You're a racist. And there's nothing you can do about it.

I do not mean to speak badly of the good intentions of those who espouse this latter-day theory of racism and who sincerely wish to solve a set of problems they believe are both real and incredibly urgent; nor am I to suggest that racism is not a real and dangerous thing that still exists in society, for it plainly is. Nevertheless, I am often struck by how foregone are so many discussions that revolve around racism and racial matters, and how these discussions by their nature demand that a single thing—many if not all people are racist, unconsciously or subconsciously—be acknowledged before they can proceed. Talking about racism demands more often than not an orthodoxy that is startling in its fervency. In the great American courtroom drama 12 Angry Men, Henry Fonda’s Juror #8 remarks on the tribunal of which he is a part: “Everybody sounded so positive…I began to get a peculiar feeling about this trial. I mean, nothing is that positive.” He was eminently right, and his suspicion was entirely correct; it is this kind of skepticism that has grown in me the more I view witness the conventional dogma of the doctrine of widespread “unconscious” racism that today is so prevalent.

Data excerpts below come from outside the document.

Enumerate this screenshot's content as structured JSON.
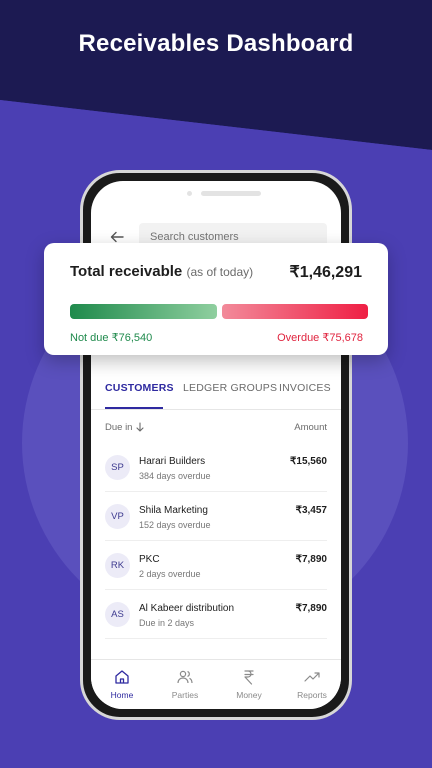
{
  "headline": "Receivables Dashboard",
  "search": {
    "placeholder": "Search customers"
  },
  "summary": {
    "title": "Total receivable",
    "subtitle": "(as of today)",
    "total": "₹1,46,291",
    "not_due": "Not due ₹76,540",
    "overdue": "Overdue ₹75,678",
    "not_due_value": 76540,
    "overdue_value": 75678
  },
  "tabs": [
    {
      "label": "CUSTOMERS",
      "active": true
    },
    {
      "label": "LEDGER GROUPS",
      "active": false
    },
    {
      "label": "INVOICES",
      "active": false
    }
  ],
  "list_header": {
    "due_in": "Due in",
    "amount": "Amount"
  },
  "customers": [
    {
      "initials": "SP",
      "name": "Harari Builders",
      "status": "384 days overdue",
      "amount": "₹15,560"
    },
    {
      "initials": "VP",
      "name": "Shila Marketing",
      "status": "152 days overdue",
      "amount": "₹3,457"
    },
    {
      "initials": "RK",
      "name": "PKC",
      "status": "2 days overdue",
      "amount": "₹7,890"
    },
    {
      "initials": "AS",
      "name": "Al Kabeer distribution",
      "status": "Due in 2 days",
      "amount": "₹7,890"
    }
  ],
  "nav": [
    {
      "label": "Home",
      "icon": "home-icon",
      "active": true
    },
    {
      "label": "Parties",
      "icon": "people-icon",
      "active": false
    },
    {
      "label": "Money",
      "icon": "rupee-icon",
      "active": false
    },
    {
      "label": "Reports",
      "icon": "trend-icon",
      "active": false
    }
  ],
  "colors": {
    "background": "#4b3fb3",
    "background_dark": "#1c1a52",
    "accent": "#2f2aa0",
    "not_due": "#1f8a4c",
    "overdue": "#e0243f"
  }
}
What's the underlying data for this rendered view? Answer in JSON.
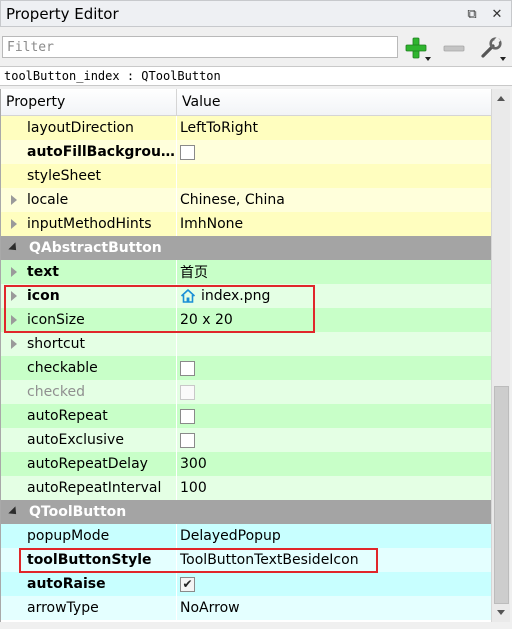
{
  "panel": {
    "title": "Property Editor",
    "float_glyph": "⧉",
    "close_glyph": "✕"
  },
  "toolbar": {
    "filter_placeholder": "Filter",
    "add_icon": "plus-icon",
    "remove_icon": "minus-icon",
    "configure_icon": "wrench-icon",
    "add_color": "#2fb52f",
    "remove_color": "#bfbfbf"
  },
  "object_line": "toolButton_index : QToolButton",
  "columns": {
    "property": "Property",
    "value": "Value"
  },
  "rows_qwidget": [
    {
      "name": "layoutDirection",
      "value": "LeftToRight"
    },
    {
      "name": "autoFillBackgrou…",
      "checked": false
    },
    {
      "name": "styleSheet",
      "value": ""
    },
    {
      "name": "locale",
      "value": "Chinese, China"
    },
    {
      "name": "inputMethodHints",
      "value": "ImhNone"
    }
  ],
  "group_abstract": "QAbstractButton",
  "rows_abstract": [
    {
      "name": "text",
      "value": "首页"
    },
    {
      "name": "icon",
      "value": "index.png"
    },
    {
      "name": "iconSize",
      "value": "20 x 20"
    },
    {
      "name": "shortcut",
      "value": ""
    },
    {
      "name": "checkable",
      "checked": false
    },
    {
      "name": "checked",
      "checked": false
    },
    {
      "name": "autoRepeat",
      "checked": false
    },
    {
      "name": "autoExclusive",
      "checked": false
    },
    {
      "name": "autoRepeatDelay",
      "value": "300"
    },
    {
      "name": "autoRepeatInterval",
      "value": "100"
    }
  ],
  "group_toolbutton": "QToolButton",
  "rows_toolbutton": [
    {
      "name": "popupMode",
      "value": "DelayedPopup"
    },
    {
      "name": "toolButtonStyle",
      "value": "ToolButtonTextBesideIcon"
    },
    {
      "name": "autoRaise",
      "checked": true
    },
    {
      "name": "arrowType",
      "value": "NoArrow"
    }
  ],
  "check_glyph": "✔",
  "highlight_color": "#e0262a"
}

The most frequent encounter one has with the “everyone is racist” or “most people are racist” tenet is the one that argues that our “culture” or our “society” has conditioned us to be racist; to use one of the more widespread examples, for instance, it is held that popular perceptions and depictions of black men have created in all of us the tendency to suspect all black men to be criminals, and in many cases, the theory goes, we are not even aware of this tendency, lodged so firmly and deeply in our minds as it is. It is true that the proponents of this theory cannot clearly prove that you contain this invidious judgment within your psyche, but then again, and most importantly, you cannot disprove it. Ideally, the burden of proof would be upon the accuser, as is the case in any competent judicial system; but in instances like these the burden of proof is not even on the accused, because there is no proof to be had—there is only an accusation with which one cannot argue, because one is not even aware of one’s deepest thoughts.